The Clientele
The Violet Hour
Merge
2003
D



over the course of about three weeks, I have listened to The Clientele’s The Violet Hour approximately twenty-five times—while painting the door, while writing, while mowing the lawn, while riding my bicycle, while going to the bathroom ...—and yet, I cannot sing one line from this whole album from memory. For fifty minutes of supposed pop perfection ... I can’t even remember the hooks. I dunno. I think that’s a problem.


Well, that’s not entirely true. I can sing the part where dude goes "and I became cold" from the first song, just ‘cause it’s, well, the same vocal melody, over and over, the most obvious thing about this record—shit, that’s not true either. This entire album is one giant obvious "ha!" to the listener. Everything is in place. The obvious pop elements are hammered home one thousand times. Those ‘gorgeous’ harmonies and arpeggios that sprinkle, no, make up all of every song; that stupid fucking annoying high-hat tick-tick-tick; airy vocals; and shiny, glistening guitarwork. Even rudimentarily solid bass. But see, there’s no ... there’s no hooks! I resist saying this, and I’m probably wrong ... it’s elevator music. There’s no substance. It’s nothing.

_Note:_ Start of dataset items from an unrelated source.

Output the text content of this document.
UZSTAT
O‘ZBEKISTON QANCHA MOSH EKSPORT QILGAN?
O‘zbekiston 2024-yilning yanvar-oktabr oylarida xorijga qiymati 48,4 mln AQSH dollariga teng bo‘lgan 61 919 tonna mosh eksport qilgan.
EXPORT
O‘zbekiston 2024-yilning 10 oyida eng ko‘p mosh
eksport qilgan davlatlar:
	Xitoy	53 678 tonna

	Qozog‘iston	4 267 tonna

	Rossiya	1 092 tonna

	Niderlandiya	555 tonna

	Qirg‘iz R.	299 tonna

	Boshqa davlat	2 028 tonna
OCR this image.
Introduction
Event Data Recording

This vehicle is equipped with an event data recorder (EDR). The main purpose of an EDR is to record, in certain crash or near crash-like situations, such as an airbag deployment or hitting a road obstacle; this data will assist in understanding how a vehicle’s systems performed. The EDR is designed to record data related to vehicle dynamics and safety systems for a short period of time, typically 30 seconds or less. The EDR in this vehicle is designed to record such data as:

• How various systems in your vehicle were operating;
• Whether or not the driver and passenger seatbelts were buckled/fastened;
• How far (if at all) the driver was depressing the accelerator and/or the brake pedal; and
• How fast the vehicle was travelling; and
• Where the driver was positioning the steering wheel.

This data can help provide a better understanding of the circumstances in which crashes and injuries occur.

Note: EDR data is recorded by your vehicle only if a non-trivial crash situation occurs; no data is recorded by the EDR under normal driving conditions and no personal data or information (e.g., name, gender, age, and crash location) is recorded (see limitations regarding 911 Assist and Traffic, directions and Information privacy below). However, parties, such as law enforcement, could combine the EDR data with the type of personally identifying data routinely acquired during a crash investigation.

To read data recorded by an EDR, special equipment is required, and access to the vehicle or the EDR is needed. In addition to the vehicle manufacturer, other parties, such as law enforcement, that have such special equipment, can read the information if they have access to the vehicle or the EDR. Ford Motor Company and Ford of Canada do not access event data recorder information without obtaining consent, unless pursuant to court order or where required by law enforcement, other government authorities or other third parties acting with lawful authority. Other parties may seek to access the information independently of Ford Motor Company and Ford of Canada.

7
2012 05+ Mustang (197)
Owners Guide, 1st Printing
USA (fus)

The thing is, The Clientele maintain this sort of mentality throughout ... for fifty constant minutes of lots of twee jolly sounds sort of cobbled together, to create this haze of suppressed, pretend prettiness. There’s been lots of talk of this album being a “fog” or whatever. I don’t know anyone who enjoys being lost in the fog. It’s pretty disorienting, and you get all those nervous-nellie butterflies and you go Shit, where am I? and sometimes you pee your pants. Well, I guess that’d be cool if they pulled it off on this record, but there’s never that sense of wonder or a sense of being lost in a completely different world. The lead singer tries awful hard to make his voice quite airy and lifted, but he just kind of sounds like Stuart Murdoch for pussies.


All the sounds here that the band tries to induce - these light, mystical, high-pitched lilts - are found elsewhere in lots of other songs, most of them really great, like Ignite The Seven Cannons-era Felt or the Cocteau Twins/shoegazer business. It’s wonderful to be confused and bewildered with those artists - but here, it’s just annoying, and a nuisance. The instrumentation isn't cluttered or crashing into itself, like a giant jolly mess, a wonderful wash. Instead it is sparse and rammed together at the wrong times, at the most obvious times of all. The only thing “foggy” about this album is the fact that you can't remember how any of it goes. You find yourself wondering when the damned cloud will break.


What’s worse is that the band obviously knows what they’re doing ... so they try to sort of push themselves to do as much as they can, to add way more to their palette—within a pretty fucking boring picture. Ho ho, there’s violins! Steel guitar! Great. There are moments, though, that truly transcend the album, simply because, well, the band appears to lose the sense of direction for a bit. “Everybody’s Gone” ends with a baggy-style backwards guitar solo amidst the frail ... yearnings of crap ... and “Porcelain” builds up to a wonderful bass-led bridge straight out of some crazy club shit, and you know, it was really exciting for those seven seconds. It almost reminds of me of “Begging You” by The Stone Roses, and that’s a fantastic song. I love to dance, and I love to sing along to songs. Sometimes, when there’s no words, I like to bob my head politely. Or rudely. But I don’t like listening to boring music. Where are they going with this? Fucking nowhere.